И тут пришел ему на память давно позабытый случай с Нагорным, с тем самым «кузнецом», который его усердием пошел на бессрочную каторгу. От этого сразу стало Каргину не по себе. Ему вдруг показалось, что он задыхается. Он рванул воротник гимнастерки так, что отлетели крючки. Делал он это с судорожной поспешностью, казалось, не воротник расстегивает, а сбрасывает с шеи готовую вот-вот затянуться собачью удавку.

Он вспомнил, как бил Нагорного по лицу.
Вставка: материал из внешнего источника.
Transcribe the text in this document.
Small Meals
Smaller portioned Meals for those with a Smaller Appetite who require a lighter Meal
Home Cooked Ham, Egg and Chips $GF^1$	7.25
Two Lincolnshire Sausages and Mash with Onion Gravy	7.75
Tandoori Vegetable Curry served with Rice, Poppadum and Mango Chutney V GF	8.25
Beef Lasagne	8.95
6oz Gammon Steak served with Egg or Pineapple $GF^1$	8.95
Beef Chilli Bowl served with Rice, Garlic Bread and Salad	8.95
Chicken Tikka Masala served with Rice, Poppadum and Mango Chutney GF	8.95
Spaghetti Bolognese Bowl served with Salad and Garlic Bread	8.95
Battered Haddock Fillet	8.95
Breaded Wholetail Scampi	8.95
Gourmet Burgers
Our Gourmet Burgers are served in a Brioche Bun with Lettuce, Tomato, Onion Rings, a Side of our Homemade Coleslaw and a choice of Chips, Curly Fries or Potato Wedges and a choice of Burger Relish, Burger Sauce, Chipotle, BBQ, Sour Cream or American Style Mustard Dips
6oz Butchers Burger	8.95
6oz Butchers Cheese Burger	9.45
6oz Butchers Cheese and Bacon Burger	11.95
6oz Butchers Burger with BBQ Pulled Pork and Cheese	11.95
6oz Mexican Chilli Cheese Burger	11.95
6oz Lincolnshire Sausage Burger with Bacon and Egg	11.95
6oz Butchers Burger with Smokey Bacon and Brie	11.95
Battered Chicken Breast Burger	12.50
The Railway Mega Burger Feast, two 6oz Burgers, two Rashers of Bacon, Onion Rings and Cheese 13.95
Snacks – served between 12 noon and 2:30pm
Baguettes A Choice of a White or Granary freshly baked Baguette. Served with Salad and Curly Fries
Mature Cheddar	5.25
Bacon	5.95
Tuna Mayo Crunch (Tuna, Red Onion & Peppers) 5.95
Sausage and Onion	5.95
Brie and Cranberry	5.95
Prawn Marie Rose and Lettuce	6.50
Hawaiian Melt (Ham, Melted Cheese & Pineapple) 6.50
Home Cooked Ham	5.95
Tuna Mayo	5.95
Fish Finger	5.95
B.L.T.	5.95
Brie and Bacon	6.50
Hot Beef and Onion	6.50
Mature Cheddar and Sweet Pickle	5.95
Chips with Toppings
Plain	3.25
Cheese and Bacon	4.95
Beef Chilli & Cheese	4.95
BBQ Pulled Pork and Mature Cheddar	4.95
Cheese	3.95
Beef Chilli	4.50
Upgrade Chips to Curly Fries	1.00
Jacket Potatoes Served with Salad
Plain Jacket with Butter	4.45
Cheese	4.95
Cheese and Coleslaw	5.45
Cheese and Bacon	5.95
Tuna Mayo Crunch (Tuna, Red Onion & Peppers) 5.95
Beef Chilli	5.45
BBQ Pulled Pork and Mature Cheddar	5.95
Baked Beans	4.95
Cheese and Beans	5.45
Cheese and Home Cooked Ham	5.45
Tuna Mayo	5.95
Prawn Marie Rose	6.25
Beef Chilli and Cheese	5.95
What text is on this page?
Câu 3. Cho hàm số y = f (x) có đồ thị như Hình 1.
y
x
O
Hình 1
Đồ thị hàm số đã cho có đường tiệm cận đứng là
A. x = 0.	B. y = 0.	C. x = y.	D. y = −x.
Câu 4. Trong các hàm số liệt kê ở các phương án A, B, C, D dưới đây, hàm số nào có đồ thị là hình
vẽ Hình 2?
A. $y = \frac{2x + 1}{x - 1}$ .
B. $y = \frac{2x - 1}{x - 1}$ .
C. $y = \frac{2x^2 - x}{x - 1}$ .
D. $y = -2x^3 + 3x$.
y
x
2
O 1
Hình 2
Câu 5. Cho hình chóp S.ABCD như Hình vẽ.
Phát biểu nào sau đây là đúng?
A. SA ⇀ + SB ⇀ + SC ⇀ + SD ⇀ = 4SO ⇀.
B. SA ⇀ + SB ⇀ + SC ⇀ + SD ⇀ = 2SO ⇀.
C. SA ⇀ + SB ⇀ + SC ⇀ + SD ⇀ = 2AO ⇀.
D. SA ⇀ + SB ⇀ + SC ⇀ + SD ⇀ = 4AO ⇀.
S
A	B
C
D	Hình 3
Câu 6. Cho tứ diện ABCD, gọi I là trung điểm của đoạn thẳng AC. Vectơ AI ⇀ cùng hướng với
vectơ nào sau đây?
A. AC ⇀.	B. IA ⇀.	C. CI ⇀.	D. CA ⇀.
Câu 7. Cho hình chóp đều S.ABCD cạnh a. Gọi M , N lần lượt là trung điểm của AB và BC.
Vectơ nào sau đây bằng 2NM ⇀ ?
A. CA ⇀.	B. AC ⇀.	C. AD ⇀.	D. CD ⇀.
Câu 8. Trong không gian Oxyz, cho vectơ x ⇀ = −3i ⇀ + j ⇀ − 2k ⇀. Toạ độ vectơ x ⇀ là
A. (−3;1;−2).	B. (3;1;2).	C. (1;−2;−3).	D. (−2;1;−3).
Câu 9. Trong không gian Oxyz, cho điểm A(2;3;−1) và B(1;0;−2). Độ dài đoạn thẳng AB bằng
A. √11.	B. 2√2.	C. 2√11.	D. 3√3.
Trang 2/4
Вспомнил, как уводили его из зала суда. Тогда, проходя мимо Каргина, Нагорный процедил сквозь зубы:

— До свиданья, господин атаман… Я ничего не забыл. Может, когда-нибудь и отблагодарить придется…

«Черт его в Мунгаловский принес тогда, — подумал Каргин, — готовил бы побег из другого места, и не скрестились бы наши стежки-дорожки. А теперь жди от него всякой пакости». И неожиданно для самого себя громко сказал:

— Прямо хоть уезжай куда-нибудь! — но тут же вознегодовал на себя за эти слова. «Струсил, разнюнился раньше времени. Нагорный, может, давно уже подох, как собака. Не ягодами ведь его в тюрьме кормили», — ухватился он за счастливую мысль и успокоился. Но когда за дверью горницы, в коридоре, раздались шаги, он невольно рванулся к револьверу и шашке. Дверь приоткрылась.

— Кто это? — спросил, не узнавая входившего, Каргин.

— Да ты что, своих не узнаешь?

Услышав голос Сергея Ильича, Каргин вздохнул с облегчением и весело крикнул:

— Входи, не бойся! Я ведь тебя и впрямь не узнал.

Войдя в горницу, Сергей Ильич с ненавистной для Каргина ухмылкой спросил:

— Ты что это за револьвер схватился?

— Не чистил давно, — пряча глаза, ответил Каргин.